Electrochemical Activation and Nanostructuring of NiCr Mesh for Superhydrophobic Anti-Icing and Energy-Efficient Electrothermal De-Icing.

Abstract

Nichrome (NiCr) heaters are challenging to functionalize because their native chromium-rich spinel passivation layer inhibits strong metallurgical bonding and uniform electrochemical growth. We report a plating-compatible wet-chemical method that first activates NiCr using Wood's nickel strike, chemically removing the oxide while depositing a thin, adherent nickel seed layer, and subsequently electrodeposits hierarchical nickel nanostructures that are finally modified with a low-surface-energy monolayer.
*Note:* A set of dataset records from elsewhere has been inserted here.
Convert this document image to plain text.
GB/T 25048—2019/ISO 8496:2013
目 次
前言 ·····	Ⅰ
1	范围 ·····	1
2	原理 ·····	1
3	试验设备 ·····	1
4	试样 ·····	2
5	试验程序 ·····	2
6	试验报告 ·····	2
The resulting surface exhibits superhydrophobicity (static contact angle ≈158°, sliding angle <5°) while maintaining its electrical heating performance. The superhydrophobic state remains stable after 1000 on/off thermal cycles. A strong synergy between the passive anti-icing property of the superhydrophobic surface and the active heating function enables a highly efficient "interfacial melting and sliding" deicing mechanism, reducing energy consumption for ice removal by over 85% compared with that of a pristine heater. This study presents a robust and plating-compatible methodology for converting chemically inert alloys into high-performance, multifunctional materials for energy-efficient phase-change applications.